[<prev] [next>] [<thread-prev] [day] [month] [year] [list]
Message-Id: <20250807235427.4743-1-sj@kernel.org>
Date: Thu, 7 Aug 2025 16:54:27 -0700
From: SeongJae Park <sj@...nel.org>
To: Nhat Pham <nphamcs@...il.com>
Cc: SeongJae Park <sj@...nel.org>,
Andrew Morton <akpm@...ux-foundation.org>,
Chengming Zhou <chengming.zhou@...ux.dev>,
David Hildenbrand <david@...hat.com>,
Johannes Weiner <hannes@...xchg.org>,
Yosry Ahmed <yosry.ahmed@...ux.dev>,
kernel-team@...a.com,
linux-kernel@...r.kernel.org,
linux-mm@...ck.org,
Takero Funaki <flintglass@...il.com>
Subject: Re: [PATCH] mm/zswap: store <PAGE_SIZE compression failed page as-is
On Thu, 7 Aug 2025 16:03:54 -0700 Nhat Pham <nphamcs@...il.com> wrote:
> On Thu, Aug 7, 2025 at 11:16 AM SeongJae Park <sj@...nel.org> wrote:
> >
> > When zswap writeback is enabled and it fails compressing a given page,
> > the page is swapped out to the backing swap device. This behavior
> > breaks the zswap's writeback LRU order, and hence users can experience
> > unexpected latency spikes. If the page is compressed without failure,
> > but results in a size of PAGE_SIZE, the LRU order is kept, but the
> > decompression overhead for loading the page back on the later access is
> > unnecessary.
>
> Maybe add the writeback disabled story - we added to get around this
> latency issue, but that solution was not satisfactory either: wasting
> cpu cycles retrying incompressible pages, especially when we're under
> reclaim/memory pressure, and we've reclaimed most if not all other
> sources.
>
> This problem was pointed out by Yosry:
>
> https://lore.kernel.org/all/CAJD7tkZXS-UJVAFfvxJ0nNgTzWBiqepPYA4hEozi01_qktkitg@mail.gmail.com/
Thank you for sharing the detailed context, I will add this history with the
link to the last paragraph of this section, or the 'Related Works' section.
>
> >
> > Keep the LRU order and optimize unnecessary decompression overheads in
> > those cases, by storing the original content as-is in zpool. The length
> > field of zswap_entry will be set appropriately, as PAGE_SIZE, Hence
> > whether it is saved as-is or not (whether decompression is unnecessary)

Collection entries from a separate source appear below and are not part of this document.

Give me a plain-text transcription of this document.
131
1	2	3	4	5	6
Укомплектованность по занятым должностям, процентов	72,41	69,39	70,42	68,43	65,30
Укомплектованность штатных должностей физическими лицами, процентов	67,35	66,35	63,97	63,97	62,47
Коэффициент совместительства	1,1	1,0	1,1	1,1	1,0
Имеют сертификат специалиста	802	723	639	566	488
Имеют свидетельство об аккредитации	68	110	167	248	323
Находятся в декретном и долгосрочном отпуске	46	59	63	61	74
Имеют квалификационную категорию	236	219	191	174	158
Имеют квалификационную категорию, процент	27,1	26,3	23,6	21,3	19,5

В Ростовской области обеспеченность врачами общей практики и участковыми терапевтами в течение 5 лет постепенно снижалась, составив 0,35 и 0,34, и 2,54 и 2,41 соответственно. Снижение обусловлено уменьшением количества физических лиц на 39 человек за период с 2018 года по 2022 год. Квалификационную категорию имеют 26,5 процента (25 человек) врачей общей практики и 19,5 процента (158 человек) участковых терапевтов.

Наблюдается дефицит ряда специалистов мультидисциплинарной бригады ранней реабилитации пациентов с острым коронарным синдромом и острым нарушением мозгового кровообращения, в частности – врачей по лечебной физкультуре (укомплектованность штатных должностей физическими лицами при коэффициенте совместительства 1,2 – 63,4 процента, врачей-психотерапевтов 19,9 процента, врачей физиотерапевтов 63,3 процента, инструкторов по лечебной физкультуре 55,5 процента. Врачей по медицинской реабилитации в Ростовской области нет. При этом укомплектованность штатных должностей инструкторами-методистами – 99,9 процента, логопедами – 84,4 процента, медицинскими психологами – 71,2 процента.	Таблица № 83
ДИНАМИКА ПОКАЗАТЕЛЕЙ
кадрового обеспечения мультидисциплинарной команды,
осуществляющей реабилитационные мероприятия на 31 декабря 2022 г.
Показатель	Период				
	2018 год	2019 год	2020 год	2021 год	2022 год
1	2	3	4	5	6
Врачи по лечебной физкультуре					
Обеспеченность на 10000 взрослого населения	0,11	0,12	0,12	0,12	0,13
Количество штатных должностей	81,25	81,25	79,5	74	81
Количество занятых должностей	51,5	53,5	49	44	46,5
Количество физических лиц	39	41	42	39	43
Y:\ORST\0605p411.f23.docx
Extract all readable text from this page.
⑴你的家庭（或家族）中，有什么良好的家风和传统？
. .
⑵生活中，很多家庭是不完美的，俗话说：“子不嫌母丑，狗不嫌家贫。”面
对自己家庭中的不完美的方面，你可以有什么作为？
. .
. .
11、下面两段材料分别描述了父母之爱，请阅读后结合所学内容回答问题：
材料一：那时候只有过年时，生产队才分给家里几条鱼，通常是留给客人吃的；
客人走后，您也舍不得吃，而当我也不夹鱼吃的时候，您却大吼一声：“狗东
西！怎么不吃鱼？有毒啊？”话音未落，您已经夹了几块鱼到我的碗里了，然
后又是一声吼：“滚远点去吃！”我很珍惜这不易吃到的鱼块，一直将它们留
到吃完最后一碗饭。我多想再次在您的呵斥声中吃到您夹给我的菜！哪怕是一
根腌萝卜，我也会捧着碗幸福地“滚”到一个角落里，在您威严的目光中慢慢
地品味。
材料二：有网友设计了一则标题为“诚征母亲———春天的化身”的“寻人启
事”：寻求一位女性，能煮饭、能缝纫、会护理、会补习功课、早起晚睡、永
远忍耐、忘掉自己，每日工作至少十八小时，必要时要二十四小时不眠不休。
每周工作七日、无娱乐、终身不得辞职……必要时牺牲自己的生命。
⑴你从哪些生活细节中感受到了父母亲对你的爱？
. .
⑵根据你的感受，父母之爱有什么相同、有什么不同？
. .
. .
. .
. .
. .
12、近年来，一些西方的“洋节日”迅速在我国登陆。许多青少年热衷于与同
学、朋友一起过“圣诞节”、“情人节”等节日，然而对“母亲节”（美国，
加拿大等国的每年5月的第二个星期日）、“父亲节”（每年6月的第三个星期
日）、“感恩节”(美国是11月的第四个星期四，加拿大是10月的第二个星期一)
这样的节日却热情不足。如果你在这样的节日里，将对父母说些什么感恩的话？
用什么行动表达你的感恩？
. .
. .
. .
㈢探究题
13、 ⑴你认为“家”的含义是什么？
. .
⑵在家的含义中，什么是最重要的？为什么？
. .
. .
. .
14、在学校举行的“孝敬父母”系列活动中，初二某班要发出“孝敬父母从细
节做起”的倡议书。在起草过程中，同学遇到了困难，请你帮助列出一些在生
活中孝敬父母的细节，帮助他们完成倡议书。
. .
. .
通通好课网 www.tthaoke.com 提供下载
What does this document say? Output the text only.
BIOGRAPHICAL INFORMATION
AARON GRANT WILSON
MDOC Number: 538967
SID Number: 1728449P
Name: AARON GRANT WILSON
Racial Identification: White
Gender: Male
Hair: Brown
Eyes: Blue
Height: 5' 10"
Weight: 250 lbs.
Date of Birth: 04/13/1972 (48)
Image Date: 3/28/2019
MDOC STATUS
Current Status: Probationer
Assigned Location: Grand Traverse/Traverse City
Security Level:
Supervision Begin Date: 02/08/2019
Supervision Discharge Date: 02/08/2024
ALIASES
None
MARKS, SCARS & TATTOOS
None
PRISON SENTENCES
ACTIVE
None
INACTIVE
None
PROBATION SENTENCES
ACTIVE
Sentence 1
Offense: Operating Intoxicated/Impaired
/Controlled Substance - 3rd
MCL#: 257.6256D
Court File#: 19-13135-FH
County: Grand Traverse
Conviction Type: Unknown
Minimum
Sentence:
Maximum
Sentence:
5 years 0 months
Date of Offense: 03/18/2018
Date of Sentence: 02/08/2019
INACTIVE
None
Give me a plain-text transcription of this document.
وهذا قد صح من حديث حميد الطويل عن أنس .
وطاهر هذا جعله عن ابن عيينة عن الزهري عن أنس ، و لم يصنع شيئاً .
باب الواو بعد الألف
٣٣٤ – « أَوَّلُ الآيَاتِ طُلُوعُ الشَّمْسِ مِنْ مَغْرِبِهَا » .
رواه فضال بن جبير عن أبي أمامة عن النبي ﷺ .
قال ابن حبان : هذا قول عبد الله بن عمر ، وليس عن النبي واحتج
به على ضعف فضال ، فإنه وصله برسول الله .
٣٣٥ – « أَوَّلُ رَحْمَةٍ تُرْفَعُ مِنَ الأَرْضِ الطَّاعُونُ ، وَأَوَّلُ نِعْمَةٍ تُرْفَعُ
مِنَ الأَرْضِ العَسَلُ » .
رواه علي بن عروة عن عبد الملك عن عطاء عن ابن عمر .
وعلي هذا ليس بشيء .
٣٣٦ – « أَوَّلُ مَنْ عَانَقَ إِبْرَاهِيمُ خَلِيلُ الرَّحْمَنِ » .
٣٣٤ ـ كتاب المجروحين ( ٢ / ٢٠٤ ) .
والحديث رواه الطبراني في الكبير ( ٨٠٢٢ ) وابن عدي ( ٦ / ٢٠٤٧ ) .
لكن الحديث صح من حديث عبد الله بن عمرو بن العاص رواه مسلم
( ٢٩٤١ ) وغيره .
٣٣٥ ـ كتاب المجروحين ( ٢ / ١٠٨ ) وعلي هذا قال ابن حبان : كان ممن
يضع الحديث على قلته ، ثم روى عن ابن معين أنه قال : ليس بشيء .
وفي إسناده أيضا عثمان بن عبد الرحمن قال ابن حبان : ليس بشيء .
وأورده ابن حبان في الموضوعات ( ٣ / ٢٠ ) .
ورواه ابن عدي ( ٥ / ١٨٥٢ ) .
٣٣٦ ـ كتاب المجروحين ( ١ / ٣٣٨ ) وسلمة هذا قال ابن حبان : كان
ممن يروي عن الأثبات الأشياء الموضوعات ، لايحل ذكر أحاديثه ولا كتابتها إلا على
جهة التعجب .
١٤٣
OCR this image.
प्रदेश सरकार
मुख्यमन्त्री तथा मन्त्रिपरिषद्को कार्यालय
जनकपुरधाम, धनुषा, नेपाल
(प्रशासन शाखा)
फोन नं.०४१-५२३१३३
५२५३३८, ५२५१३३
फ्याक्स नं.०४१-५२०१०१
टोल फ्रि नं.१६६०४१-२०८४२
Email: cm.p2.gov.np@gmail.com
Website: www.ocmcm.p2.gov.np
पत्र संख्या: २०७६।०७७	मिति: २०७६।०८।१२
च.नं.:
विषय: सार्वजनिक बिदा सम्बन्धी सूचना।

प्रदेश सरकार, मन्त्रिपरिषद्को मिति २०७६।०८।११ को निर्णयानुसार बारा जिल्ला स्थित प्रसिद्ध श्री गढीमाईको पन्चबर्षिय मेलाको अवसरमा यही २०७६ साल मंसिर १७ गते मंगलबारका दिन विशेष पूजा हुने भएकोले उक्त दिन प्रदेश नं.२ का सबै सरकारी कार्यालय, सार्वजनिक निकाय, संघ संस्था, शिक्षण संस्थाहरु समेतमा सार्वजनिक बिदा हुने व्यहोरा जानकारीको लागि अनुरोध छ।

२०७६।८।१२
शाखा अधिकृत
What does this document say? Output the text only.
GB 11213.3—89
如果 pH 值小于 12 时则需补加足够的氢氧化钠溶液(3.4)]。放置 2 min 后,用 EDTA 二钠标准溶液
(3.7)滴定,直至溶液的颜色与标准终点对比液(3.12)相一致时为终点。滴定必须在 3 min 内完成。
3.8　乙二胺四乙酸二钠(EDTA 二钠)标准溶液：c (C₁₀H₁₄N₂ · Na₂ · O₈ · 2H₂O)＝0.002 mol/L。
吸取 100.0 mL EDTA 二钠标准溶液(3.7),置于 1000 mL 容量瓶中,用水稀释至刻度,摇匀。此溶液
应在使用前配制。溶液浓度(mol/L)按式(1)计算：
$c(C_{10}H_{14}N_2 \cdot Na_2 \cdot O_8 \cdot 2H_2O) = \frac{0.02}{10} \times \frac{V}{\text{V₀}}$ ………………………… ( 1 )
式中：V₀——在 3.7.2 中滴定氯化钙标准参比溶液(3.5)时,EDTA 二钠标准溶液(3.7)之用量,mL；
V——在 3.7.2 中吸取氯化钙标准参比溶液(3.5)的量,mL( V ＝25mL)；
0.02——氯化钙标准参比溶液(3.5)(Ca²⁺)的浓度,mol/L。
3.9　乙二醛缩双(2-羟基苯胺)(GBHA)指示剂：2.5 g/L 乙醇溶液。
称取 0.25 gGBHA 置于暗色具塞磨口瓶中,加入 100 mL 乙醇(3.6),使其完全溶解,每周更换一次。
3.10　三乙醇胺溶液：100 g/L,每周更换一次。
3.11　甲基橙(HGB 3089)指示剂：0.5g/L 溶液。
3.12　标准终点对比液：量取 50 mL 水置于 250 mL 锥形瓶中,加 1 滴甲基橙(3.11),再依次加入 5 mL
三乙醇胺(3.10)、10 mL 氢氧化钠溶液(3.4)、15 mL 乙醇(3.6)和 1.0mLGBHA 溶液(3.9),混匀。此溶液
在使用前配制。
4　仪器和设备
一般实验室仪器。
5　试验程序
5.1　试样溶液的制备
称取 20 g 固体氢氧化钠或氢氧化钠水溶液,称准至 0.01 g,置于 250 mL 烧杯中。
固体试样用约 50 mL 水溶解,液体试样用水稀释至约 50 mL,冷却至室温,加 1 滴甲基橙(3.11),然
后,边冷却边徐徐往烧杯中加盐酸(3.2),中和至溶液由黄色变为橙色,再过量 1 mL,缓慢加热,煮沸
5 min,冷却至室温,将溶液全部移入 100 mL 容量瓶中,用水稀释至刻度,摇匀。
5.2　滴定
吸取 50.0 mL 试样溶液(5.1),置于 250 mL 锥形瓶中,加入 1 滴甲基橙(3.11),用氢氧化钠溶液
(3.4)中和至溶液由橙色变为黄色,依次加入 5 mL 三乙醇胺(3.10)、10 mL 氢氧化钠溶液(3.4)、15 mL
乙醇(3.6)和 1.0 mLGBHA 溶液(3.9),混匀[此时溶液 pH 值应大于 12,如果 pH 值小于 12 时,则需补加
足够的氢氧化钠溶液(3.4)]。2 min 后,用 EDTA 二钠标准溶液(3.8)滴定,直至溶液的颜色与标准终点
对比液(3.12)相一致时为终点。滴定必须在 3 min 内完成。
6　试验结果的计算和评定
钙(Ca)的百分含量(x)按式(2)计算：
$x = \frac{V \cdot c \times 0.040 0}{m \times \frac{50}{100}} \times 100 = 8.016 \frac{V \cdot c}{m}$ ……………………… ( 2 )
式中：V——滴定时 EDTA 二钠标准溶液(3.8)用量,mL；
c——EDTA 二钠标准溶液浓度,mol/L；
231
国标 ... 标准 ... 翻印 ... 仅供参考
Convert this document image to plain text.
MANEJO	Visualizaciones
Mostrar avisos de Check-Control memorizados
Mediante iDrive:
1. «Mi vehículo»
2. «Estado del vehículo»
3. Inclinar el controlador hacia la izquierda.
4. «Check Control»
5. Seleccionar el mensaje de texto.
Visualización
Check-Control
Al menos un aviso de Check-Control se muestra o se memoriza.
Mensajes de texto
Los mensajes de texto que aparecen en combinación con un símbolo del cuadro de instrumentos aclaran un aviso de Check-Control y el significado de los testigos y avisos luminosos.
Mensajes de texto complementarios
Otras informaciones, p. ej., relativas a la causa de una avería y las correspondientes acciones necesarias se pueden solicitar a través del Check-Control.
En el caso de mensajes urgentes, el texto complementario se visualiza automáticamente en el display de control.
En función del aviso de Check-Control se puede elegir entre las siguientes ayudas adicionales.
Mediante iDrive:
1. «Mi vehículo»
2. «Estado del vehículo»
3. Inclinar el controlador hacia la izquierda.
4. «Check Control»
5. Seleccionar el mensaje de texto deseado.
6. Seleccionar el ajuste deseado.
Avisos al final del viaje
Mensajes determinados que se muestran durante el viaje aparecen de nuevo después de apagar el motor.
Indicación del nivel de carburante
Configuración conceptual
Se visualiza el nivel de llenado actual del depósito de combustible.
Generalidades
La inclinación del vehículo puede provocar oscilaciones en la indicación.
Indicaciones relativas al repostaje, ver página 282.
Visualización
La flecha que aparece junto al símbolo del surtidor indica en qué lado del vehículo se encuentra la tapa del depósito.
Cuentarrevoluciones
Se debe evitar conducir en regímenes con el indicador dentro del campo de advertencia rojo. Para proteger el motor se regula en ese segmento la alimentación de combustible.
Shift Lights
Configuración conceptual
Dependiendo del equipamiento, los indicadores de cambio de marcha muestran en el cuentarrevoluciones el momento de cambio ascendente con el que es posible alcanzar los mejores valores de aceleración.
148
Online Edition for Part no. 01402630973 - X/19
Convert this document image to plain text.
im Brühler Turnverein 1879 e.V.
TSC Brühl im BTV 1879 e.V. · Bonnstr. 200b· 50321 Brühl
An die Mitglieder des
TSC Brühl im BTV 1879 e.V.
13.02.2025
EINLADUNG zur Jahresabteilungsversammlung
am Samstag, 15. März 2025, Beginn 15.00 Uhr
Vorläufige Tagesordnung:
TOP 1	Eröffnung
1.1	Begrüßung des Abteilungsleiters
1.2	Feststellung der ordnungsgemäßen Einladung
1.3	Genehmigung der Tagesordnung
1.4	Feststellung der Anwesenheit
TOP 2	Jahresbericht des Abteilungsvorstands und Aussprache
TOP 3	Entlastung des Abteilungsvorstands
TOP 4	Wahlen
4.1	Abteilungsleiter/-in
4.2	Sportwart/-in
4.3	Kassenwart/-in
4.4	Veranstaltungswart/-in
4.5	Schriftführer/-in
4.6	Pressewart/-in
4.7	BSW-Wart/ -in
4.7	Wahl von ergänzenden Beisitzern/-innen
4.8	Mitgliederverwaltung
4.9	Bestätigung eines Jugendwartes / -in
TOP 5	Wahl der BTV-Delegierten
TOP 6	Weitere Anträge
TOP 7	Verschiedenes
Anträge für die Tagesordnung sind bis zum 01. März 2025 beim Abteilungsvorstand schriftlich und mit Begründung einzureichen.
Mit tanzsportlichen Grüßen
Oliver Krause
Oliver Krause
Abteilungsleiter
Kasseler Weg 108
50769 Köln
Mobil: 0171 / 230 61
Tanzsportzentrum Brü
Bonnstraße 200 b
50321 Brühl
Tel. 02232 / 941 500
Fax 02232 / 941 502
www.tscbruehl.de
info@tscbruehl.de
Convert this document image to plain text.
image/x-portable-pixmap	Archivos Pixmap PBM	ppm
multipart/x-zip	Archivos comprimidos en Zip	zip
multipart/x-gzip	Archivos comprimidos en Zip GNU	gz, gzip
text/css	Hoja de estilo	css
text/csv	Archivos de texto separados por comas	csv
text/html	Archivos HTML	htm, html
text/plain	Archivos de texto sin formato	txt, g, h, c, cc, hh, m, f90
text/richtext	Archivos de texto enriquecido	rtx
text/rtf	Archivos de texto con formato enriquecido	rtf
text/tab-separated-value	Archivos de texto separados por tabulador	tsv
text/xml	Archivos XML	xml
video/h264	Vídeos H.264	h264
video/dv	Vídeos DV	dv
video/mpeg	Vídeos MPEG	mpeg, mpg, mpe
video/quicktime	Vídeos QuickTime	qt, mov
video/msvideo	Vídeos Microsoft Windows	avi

> > is identified by 'zswap_entry->length = PAGE_SIZE'.
> >
> > Because the uncompressed data is saved in zpool, same to the compressed
> > ones, this introduces no change in terms of memory management including
> > movability and migratability of involved pages.
> >
> > This change is also not increasing per zswap entry metadata overhead.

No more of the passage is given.